Doch auf seine alten Tage hat der reife Haas tatsächlich noch gezeigt, dass es auch hier geht – in Paris, bei einem Turnier, das auf der persönlichen Sympathieliste des gebürtigen Hamburgers nie ganz oben stand. 15 Jahre nach seinem Debüt stand er am 3. Juni mittags um halb Eins in der kalten Frühlingssonne, reckte seine Fäuste zum Halleluja zum Himmel, er, Thomas Mario Haas, der stolze Viertelfinalist der Internationalen Französischen Tennis-Meisterschaften, der klare 6:1, 6:1, 6:3-Sieger gegen den Russen Michail Juschni.

Und der Mann, der am Mittwoch gegen den Weltranglisten-Ersten Novak Djokovic (4:6, 6:3, 6:4, 6:4 gegen Philipp Kohlschreiber) auf den Platz ziehen wird: „Ich hätte es selbst nicht mehr für möglich gehalten, dass es noch mal klappt. Es ist, als ob ich gerade einen Traum lebe", sagte Haas, der älteste Starter in diesem Turnier. Und nun ältester Viertelfinalist der French Open seit 1971. Und der älteste Viertelfinalist bei einem Grand Slam-Turnier seit Andre Agassi bei den US Open 2005.


Haas ist das Phänomen des Turniers. Und einer, vor dem sein Manager Edwin Weindorfer selbst jeden Tag den Hut zieht: „Wirklich Wahnsinn, was der Bursche da leistet.”


Haas ist einer von acht Männern, die noch um den Pariser Silberpokal kämpfen. Haas als Herausforderer von Novak Djokovic, dem Capitano des Wanderzirkus – das musste man vor einem Jahr für blanke Utopie halten, ein Hirngespinst. Damals war er noch durch die Quali gezogen, hatte aber in der dritten Hauptrunde gegen Richard Gasquet verloren, mit seinen Kräften am Ende.

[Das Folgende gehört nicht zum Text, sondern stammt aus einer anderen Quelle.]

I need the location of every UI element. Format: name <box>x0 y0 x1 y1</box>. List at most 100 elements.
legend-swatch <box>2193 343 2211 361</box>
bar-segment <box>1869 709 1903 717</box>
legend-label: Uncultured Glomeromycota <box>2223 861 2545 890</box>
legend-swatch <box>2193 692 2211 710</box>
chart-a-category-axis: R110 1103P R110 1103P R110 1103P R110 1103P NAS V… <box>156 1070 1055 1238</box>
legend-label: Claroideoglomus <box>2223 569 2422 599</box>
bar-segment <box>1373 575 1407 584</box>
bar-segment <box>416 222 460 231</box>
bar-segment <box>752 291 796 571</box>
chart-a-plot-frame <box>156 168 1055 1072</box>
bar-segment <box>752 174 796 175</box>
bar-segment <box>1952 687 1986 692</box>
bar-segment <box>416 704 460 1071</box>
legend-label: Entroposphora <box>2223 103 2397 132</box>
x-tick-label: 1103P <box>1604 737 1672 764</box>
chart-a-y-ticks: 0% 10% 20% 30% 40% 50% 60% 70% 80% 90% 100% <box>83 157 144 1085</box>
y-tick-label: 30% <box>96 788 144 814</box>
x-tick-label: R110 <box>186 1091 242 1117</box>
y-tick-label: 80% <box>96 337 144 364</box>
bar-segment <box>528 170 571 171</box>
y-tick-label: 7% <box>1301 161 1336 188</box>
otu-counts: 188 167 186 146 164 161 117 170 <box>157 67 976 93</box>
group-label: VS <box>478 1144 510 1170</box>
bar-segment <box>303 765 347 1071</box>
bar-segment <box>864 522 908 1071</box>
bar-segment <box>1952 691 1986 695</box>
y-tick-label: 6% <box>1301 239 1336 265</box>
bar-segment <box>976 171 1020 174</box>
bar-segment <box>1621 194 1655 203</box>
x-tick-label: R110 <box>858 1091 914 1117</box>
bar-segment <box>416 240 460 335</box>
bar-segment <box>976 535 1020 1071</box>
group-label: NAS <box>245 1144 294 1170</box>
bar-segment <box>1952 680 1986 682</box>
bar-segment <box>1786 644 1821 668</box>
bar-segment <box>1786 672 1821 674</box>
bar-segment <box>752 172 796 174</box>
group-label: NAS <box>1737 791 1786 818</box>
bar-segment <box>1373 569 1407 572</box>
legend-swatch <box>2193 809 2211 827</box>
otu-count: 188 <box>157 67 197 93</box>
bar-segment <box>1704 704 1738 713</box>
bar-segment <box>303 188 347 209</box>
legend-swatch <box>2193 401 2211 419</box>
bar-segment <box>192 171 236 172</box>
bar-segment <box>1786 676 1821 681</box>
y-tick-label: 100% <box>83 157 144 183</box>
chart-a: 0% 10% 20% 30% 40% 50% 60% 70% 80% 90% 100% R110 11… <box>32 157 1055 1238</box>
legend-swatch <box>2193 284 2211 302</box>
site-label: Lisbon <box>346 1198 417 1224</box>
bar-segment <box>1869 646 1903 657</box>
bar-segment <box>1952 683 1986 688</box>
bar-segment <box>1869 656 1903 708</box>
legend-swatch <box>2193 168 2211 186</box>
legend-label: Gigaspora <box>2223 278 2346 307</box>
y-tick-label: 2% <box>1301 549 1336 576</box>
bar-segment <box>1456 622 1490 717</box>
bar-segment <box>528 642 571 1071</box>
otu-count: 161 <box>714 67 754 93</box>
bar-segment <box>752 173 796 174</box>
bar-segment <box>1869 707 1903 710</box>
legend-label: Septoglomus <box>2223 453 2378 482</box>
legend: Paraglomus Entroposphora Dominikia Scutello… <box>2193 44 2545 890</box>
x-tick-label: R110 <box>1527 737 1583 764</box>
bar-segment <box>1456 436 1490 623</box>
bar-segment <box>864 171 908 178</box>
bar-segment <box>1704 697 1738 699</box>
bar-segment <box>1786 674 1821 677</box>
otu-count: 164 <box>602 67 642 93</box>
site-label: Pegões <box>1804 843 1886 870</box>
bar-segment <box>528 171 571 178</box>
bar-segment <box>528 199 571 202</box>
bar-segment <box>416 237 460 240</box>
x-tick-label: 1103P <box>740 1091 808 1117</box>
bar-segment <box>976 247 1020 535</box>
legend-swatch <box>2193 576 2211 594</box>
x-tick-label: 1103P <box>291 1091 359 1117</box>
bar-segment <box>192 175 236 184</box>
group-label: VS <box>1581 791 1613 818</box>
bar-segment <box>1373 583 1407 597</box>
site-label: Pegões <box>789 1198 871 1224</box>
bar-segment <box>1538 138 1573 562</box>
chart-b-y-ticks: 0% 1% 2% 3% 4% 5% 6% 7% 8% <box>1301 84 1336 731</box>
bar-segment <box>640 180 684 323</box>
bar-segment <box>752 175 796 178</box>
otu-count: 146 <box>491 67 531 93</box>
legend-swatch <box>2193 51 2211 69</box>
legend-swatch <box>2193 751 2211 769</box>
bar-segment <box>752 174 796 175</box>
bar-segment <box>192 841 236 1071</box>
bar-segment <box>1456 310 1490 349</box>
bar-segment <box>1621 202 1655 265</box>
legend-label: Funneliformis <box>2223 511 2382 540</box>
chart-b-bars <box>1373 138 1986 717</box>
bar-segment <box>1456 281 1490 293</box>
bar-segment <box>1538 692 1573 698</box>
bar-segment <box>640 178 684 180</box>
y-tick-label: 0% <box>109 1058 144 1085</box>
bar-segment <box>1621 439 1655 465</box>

12 Monate später hat Haas nun auf genau jenen roten Tennisfeldern ein Comeback in der Champions League veredelt, das selbst in dieser wirbelnden, turbulenten Branche seinesgleichen sucht. „Welch eine großartige Geschichte ist dieser Haas”, sagt Ex-Profi Henri Leconte, „es ist ein bisschen wie ein Märchen.” Und nichts und niemand kann den Sturm und Drang des Alterspräsidenten bisher stören, der gegen Juschni auch das Drittrunden-Drama mit den 13 Matchbällen wegsteckte, den beinahe Fünf-Stunden-Thriller gegen den US-Riesen John Isner.


„Kein Problem”, sagte Haas, angesprochen, wie er die mörderischen Strapazen weggesteckt habe, „Ich bin absolut fit. Ich kann den Weg noch weitergehen."